Home   > Blog   > Big Data with AWS Series - Data Ingestion

Big Data with AWS Series - Data Ingestion


Data ingestion is the process of transporting data from one or more sources to a target site for further processing and analysis. This data can originate from a range of sources, including data lakes, IoT devices, on-premises databases, and SaaS apps, and end up in different target environments, such as cloud data warehouses or data marts.

Now,let us understand few important concepts about Data ingestion:


AWS IoT provides the cloud services that connect your IoT devices to other devices and AWS cloud services. AWS IoT provides device software that can help you integrate your IoT devices into AWS IoT-based solutions. If your devices can connect to AWS IoT, AWS IoT can connect them to the cloud services that AWS provides.


Features :

AWS IoT Device SDK :
The AWS IoT Device SDK gives the easiest way to connect your hardware device or your mobile application to AWS IoT Core. The AWS IoT Device SDK enables your devices to connect, authenticate, and exchange messages with AWS IoT Core using the MQTT, HTTP, or WebSockets protocols.

Device Advisor :
Device Advisor is a fully managed cloud-based test capability for validating IoT devices during development. It provides pre-built tests that helps developers to validate their IoT devices for reliable and secure connectivity with AWS IoT Core. Developers use this to test if their IoT devices can reliably interoperate with AWS IoT Core and follow security best practices.

Device Gateway :
The Device Gateway serves as the entry point for IoT devices connecting to AWS. It manages all active device connections and implements semantics for multiple protocols to ensure that devices are able to securely and efficiently communicate with AWS IoT Core. Currently the Device Gateway supports the MQTT, WebSockets, and HTTP 1.1 protocols.

Message Broker :
The Message Broker is a high throughput pub/sub message broker that securely transmits messages to and from all of your IoT devices and applications with low latency. It's flexible nature allows you to send messages to, or receive messages from, as many devices as you would like.

Registry :
The Registry establishes an identity for devices and tracks metadata such as the devices' attributes and capabilities. The Registry assigns a unique identity to each device that is consistently formatted regardless of the type of device or how it connects.

Advantages :


2 . Lambda Function :

Lambda Function is a compute service that lets you run code without provisioning or managing servers. You can create Lambda functions and add them as actions in your pipelines.
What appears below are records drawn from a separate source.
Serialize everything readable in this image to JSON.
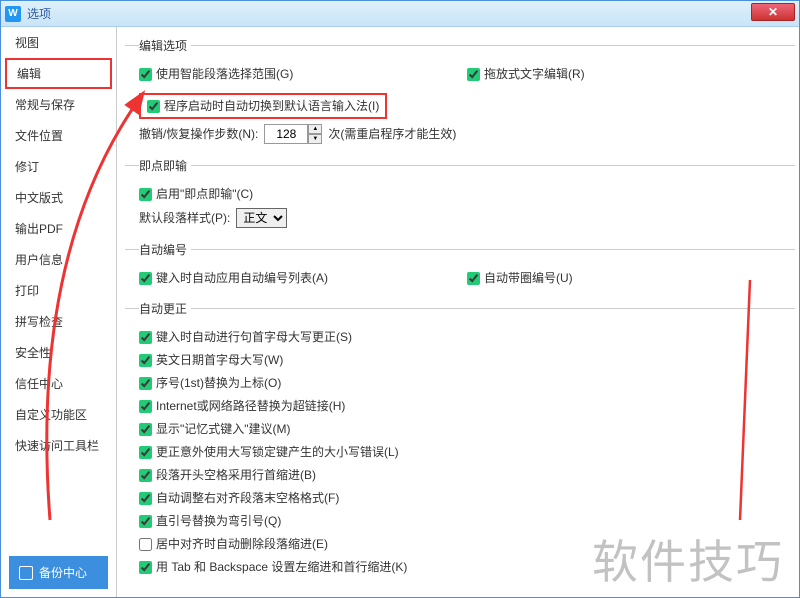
{
  "window": {
    "title": "选项"
  },
  "sidebar": {
    "items": [
      "视图",
      "编辑",
      "常规与保存",
      "文件位置",
      "修订",
      "中文版式",
      "输出PDF",
      "用户信息",
      "打印",
      "拼写检查",
      "安全性",
      "信任中心",
      "自定义功能区",
      "快速访问工具栏"
    ],
    "active_index": 1,
    "backup_label": "备份中心"
  },
  "sections": {
    "edit_options": {
      "title": "编辑选项",
      "smart_range": "使用智能段落选择范围(G)",
      "drag_edit": "拖放式文字编辑(R)",
      "auto_switch_ime": "程序启动时自动切换到默认语言输入法(I)",
      "undo_label_prefix": "撤销/恢复操作步数(N):",
      "undo_value": "128",
      "undo_label_suffix": "次(需重启程序才能生效)"
    },
    "click_type": {
      "title": "即点即输",
      "enable": "启用\"即点即输\"(C)",
      "default_style_label": "默认段落样式(P):",
      "default_style_value": "正文"
    },
    "auto_number": {
      "title": "自动编号",
      "apply_list": "键入时自动应用自动编号列表(A)",
      "circle_number": "自动带圈编号(U)"
    },
    "auto_correct": {
      "title": "自动更正",
      "items": [
        {
          "label": "键入时自动进行句首字母大写更正(S)",
          "checked": true
        },
        {
          "label": "英文日期首字母大写(W)",
          "checked": true
        },
        {
          "label": "序号(1st)替换为上标(O)",
          "checked": true
        },
        {
          "label": "Internet或网络路径替换为超链接(H)",
          "checked": true
        },
        {
          "label": "显示\"记忆式键入\"建议(M)",
          "checked": true
        },
        {
          "label": "更正意外使用大写锁定键产生的大小写错误(L)",
          "checked": true
        },
        {
          "label": "段落开头空格采用行首缩进(B)",
          "checked": true
        },
        {
          "label": "自动调整右对齐段落末空格格式(F)",
          "checked": true
        },
        {
          "label": "直引号替换为弯引号(Q)",
          "checked": true
        },
        {
          "label": "居中对齐时自动删除段落缩进(E)",
          "checked": false
        },
        {
          "label": "用 Tab 和 Backspace 设置左缩进和首行缩进(K)",
          "checked": true
        }
      ]
    }
  },
  "watermark": "软件技巧"
}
Because Lambda allows you to write functions to perform almost any task, you can customize the way your pipeline works.


Scaling : Lambda manages the infrastructure that runs your code, and scales automatically in response to incoming requests.

Concurrency Controls : Use concurrency settings to ensure that your production applications are highly available and highly responsive.If you want to prevent a function from using too much concurrency, and to reserve a portion of your account's available concurrency for a function, then use reserved concurrency. Reserved concurrency splits the pool of available concurrency into subsets. A function with reserved concurrency only uses concurrency from its dedicated pool.

Function URLs : Lambda offers built-in HTTP(S) endpoint support through function URLs. With function URLs, you can assign a dedicated HTTP endpoint to your Lambda function.

Asynchronous Invocation : With asynchronous invocation of function, Lambda queues the event for processing and returns a response immediately.

Advantages :


3 . Kinesis Streams

Kinesis Data Streams is a serverless streaming data service that makes it easy to capture, process, and store data streams at any scale.


Serverless : There are no servers to manage with Amazon Kinesis Data Streams. The on-demand mode further removes the need to provision or manage throughput by automatically scaling capacity when there is an increase in workload traffic. You can get started with Kinesis Data Streams with a few clicks from the AWS Management Console.

Highly available and durable : Synchronously replicate your streaming data across three Availability Zones (AZs) in an AWS Region, and store that data for up to 365 days to provide multiple layers of data loss protection.

Low latency : Make your streaming data available to multiple real-time analytics applications, to Amazon Kinesis Data Analytics, or to AWS Lambda within 70 milliseconds of being collected.

Dedicated throughput per consumer : You can attach up to 20 consumers to your Kinesis data stream, each with its own dedicated read throughput.

Advanatages :

Applications: Even if you use Kinesis Data Streams to solve a variety of streaming data problems, a common use is the real-time aggregation of data followed by loading the aggregate data into a data warehouse or map-reduce cluster. The process goes like this.Initially,data is put into Kinesis data streams, which ensures durability and elasticity. Then,the delay between the time a record is put into the stream and the time it can be retrieved (put-to-get delay) is typically less than 1 second. In other words, a Kinesis Data Streams application can start consuming the data from the stream almost immediately after the data is added. The managed service aspect of Kinesis Data Streams relieves you of the operational burden of creating and running a data intake pipeline. You can create streaming map-reduce-type applications. The elasticity of Kinesis Data Streams enables you to scale the stream up or down, so that you never lose data records before they expire.